The number of results is similar for "burglar AND burglar", "burglar OR burglar" and "burglar burglar" though we see that "And" is more popular than "OR". It seems that Bing treatments is the removal of "And" and "OR", possibly as stop words.

Bing documentation suggest the operators "&&" for "and" and "||" for "or". - burglar || burglar 4,400,000 = burglar - burglar && burglar 1,610,000 = burglar burglar

These results fit the claim that when a term appears twice in the search query it should appear at least twice in the document too.

DaL
  • 2,663
  • 13
  • 13
6

Google used to do, to some extend. For a long time, using +word could be used to require the presence of a word. So "a AND b" would be "+a +b" whereas "a OR b" would be "a b" (with a preference to both occurring).

But people did not use it much, so they eventually removed it.

Google thinks it is more important to be able to process natural language queries rather than some mathematical formalism less than 0.1% of the users understand.

Although there are also some other hypotheses why it was removed: Why was the Plus Sign (+) removed as a Search Operator?

Has QUIT--Anony-Mousse
  • 8,134
  • 1
  • 16
  • 31
1

This question has much broader implications. E-commerce is greatly hindered by pi$$ poor search engines

Basic common sense says that as the number of search terms increases the number of results should decrease. As a helpful adjunct a search engine could/should give the helpful advice "to get more hits please reduce the number of search terms".
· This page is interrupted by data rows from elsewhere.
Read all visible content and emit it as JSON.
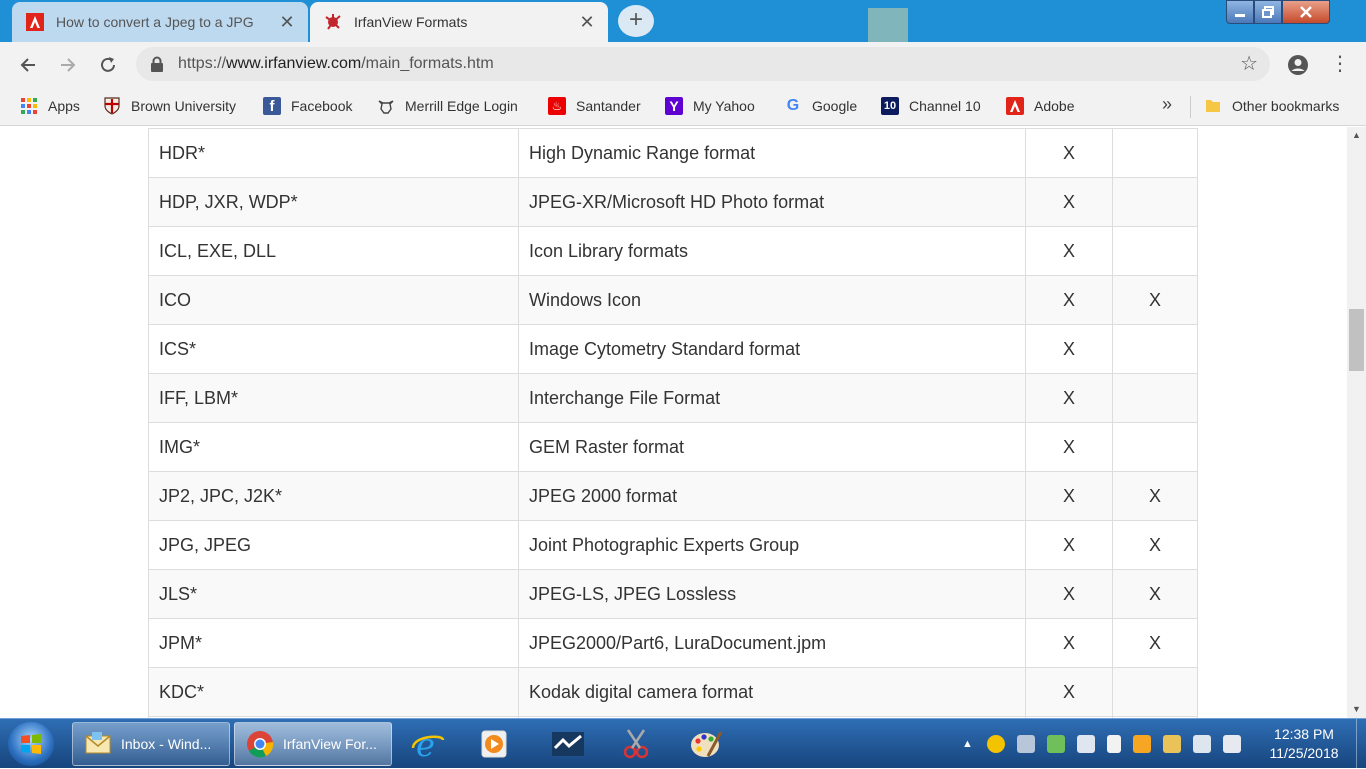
{
  "browser": {
    "tabs": [
      {
        "title": "How to convert a Jpeg to a JPG",
        "active": false
      },
      {
        "title": "IrfanView Formats",
        "active": true
      }
    ],
    "new_tab_symbol": "+",
    "url_scheme": "https://",
    "url_host": "www.irfanview.com",
    "url_path": "/main_formats.htm"
  },
  "bookmarks": {
    "items": [
      {
        "label": "Apps",
        "icon": "apps-grid-icon"
      },
      {
        "label": "Brown University",
        "icon": "brown-shield-icon"
      },
      {
        "label": "Facebook",
        "icon": "facebook-icon"
      },
      {
        "label": "Merrill Edge Login",
        "icon": "merrill-bull-icon"
      },
      {
        "label": "Santander",
        "icon": "santander-flame-icon"
      },
      {
        "label": "My Yahoo",
        "icon": "yahoo-icon"
      },
      {
        "label": "Google",
        "icon": "google-icon"
      },
      {
        "label": "Channel 10",
        "icon": "channel10-icon"
      },
      {
        "label": "Adobe",
        "icon": "adobe-icon"
      }
    ],
    "overflow": "»",
    "other": "Other bookmarks"
  },
  "formats_table": {
    "rows": [
      {
        "ext": "HDR*",
        "desc": "High Dynamic Range format",
        "read": "X",
        "write": ""
      },
      {
        "ext": "HDP, JXR, WDP*",
        "desc": "JPEG-XR/Microsoft HD Photo format",
        "read": "X",
        "write": ""
      },
      {
        "ext": "ICL, EXE, DLL",
        "desc": "Icon Library formats",
        "read": "X",
        "write": ""
      },
      {
        "ext": "ICO",
        "desc": "Windows Icon",
        "read": "X",
        "write": "X"
      },
      {
        "ext": "ICS*",
        "desc": "Image Cytometry Standard format",
        "read": "X",
        "write": ""
      },
      {
        "ext": "IFF, LBM*",
        "desc": "Interchange File Format",
        "read": "X",
        "write": ""
      },
      {
        "ext": "IMG*",
        "desc": "GEM Raster format",
        "read": "X",
        "write": ""
      },
      {
        "ext": "JP2, JPC, J2K*",
        "desc": "JPEG 2000 format",
        "read": "X",
        "write": "X"
      },
      {
        "ext": "JPG, JPEG",
        "desc": "Joint Photographic Experts Group",
        "read": "X",
        "write": "X"
      },
      {
        "ext": "JLS*",
        "desc": "JPEG-LS, JPEG Lossless",
        "read": "X",
        "write": "X"
      },
      {
        "ext": "JPM*",
        "desc": "JPEG2000/Part6, LuraDocument.jpm",
        "read": "X",
        "write": "X"
      },
      {
        "ext": "KDC*",
        "desc": "Kodak digital camera format",
        "read": "X",
        "write": ""
      },
      {
        "ext": "",
        "desc": "",
        "read": "",
        "write": ""
      }
    ]
  },
  "taskbar": {
    "buttons": [
      {
        "label": "Inbox - Wind...",
        "icon": "mail-icon"
      },
      {
        "label": "IrfanView For...",
        "icon": "chrome-icon"
      }
    ],
    "clock_time": "12:38 PM",
    "clock_date": "11/25/2018"
  },
  "colors": {
    "tab_strip": "#1f8fd6",
    "toolbar": "#f2f2f2",
    "table_border": "#dddddd",
    "taskbar": "#17457e"
  }
}
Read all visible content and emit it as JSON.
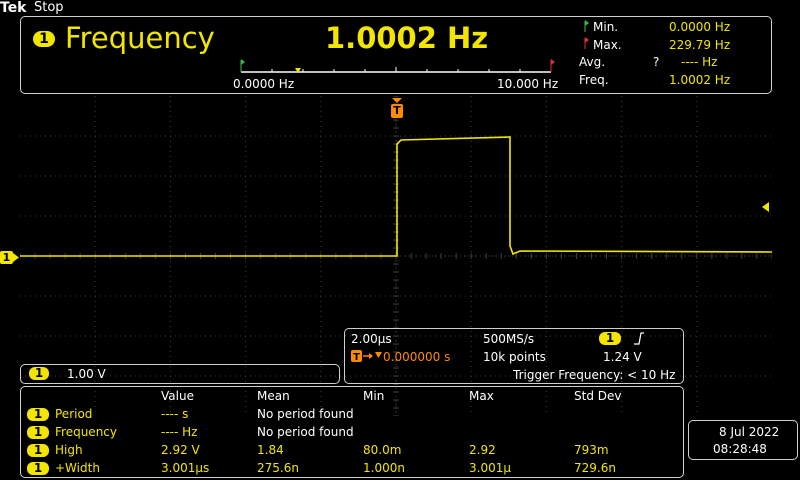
{
  "brand": "Tek",
  "run_state": "Stop",
  "freq_panel": {
    "channel": "1",
    "title": "Frequency",
    "value": "1.0002 Hz",
    "scale_min": "0.0000 Hz",
    "scale_max": "10.000 Hz",
    "stats": [
      {
        "label": "Min.",
        "value": "0.0000 Hz"
      },
      {
        "label": "Max.",
        "value": "229.79 Hz"
      },
      {
        "label": "Avg.",
        "flag": "?",
        "value": "---- Hz"
      },
      {
        "label": "Freq.",
        "value": "1.0002 Hz"
      }
    ]
  },
  "trigger_marker": "T",
  "channel_marker": "1",
  "channel_scale": {
    "channel": "1",
    "value": "1.00 V"
  },
  "horizontal": {
    "timebase": "2.00µs",
    "sample_rate": "500MS/s",
    "trigger_channel": "1",
    "trigger_delay": "0.000000 s",
    "record_length": "10k points",
    "trigger_level": "1.24 V",
    "trigger_frequency": "Trigger Frequency: < 10 Hz"
  },
  "measurements": {
    "headers": [
      "Value",
      "Mean",
      "Min",
      "Max",
      "Std Dev"
    ],
    "rows": [
      {
        "ch": "1",
        "name": "Period",
        "value": "---- s",
        "mean": "No period found",
        "min": "",
        "max": "",
        "std": ""
      },
      {
        "ch": "1",
        "name": "Frequency",
        "value": "---- Hz",
        "mean": "No period found",
        "min": "",
        "max": "",
        "std": ""
      },
      {
        "ch": "1",
        "name": "High",
        "value": "2.92 V",
        "mean": "1.84",
        "min": "80.0m",
        "max": "2.92",
        "std": "793m"
      },
      {
        "ch": "1",
        "name": "+Width",
        "value": "3.001µs",
        "mean": "275.6n",
        "min": "1.000n",
        "max": "3.001µ",
        "std": "729.6n"
      }
    ]
  },
  "datetime": {
    "date": "8 Jul  2022",
    "time": "08:28:48"
  },
  "colors": {
    "ch1": "#f2e600",
    "trigger": "#ff8a00",
    "grid": "#3c3c3c",
    "border": "#cfcfcf"
  }
}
Instead it seems the fad amongst current programmers is that the indices of a good search engine is that it produces lots of hits. It then leaves the searcher having to go through pages and pages of hits to find what s/he is looking for. When they get bored and leave, the sale is lost. I worked at Ace Hardware for a while. I had access to two search engines, the public one, and the retailer only version. Both were horrific. Often I would spend 15 minutes trying to find something I knew for certain was available, but that was hidden by the search stupidity.

Instead of fixing such stupidity modern programmers try to fix the flaw with various buttons to narrow down the search results. But that is a futile effort. At least in some cases it provides an adequate solution, but still poor architecture. Also it is slowly rotting the brain of users to assume there is no better way.

Another inadequate "fix" used for e retail is to use "properties" to group together item. The problem is that the properties are sometimes assigned by the manufacturers, sometimes by a bored data entry person. Some were entered 30 years ago, and some today. This approach can only work if you have Information Scientists (IS or Library Science, not IT) assign the properties uniformly across all products in a given dataset. Only in that case is it a good solution (if I were younger I would go get an IS degree and my masters would be to find a retailer like Ace and demonstrate how sales could improve by doing so). In the meanwhile this anti-search fad is causing massive loss of sales. It is creating lots of jobs and billions of lines of code to solve a problem that should not even exists.

Getting of my soap box. I found this article researching this. My guess is that data sets are just too big to produce boolean results in real time and thus the whole house of cards.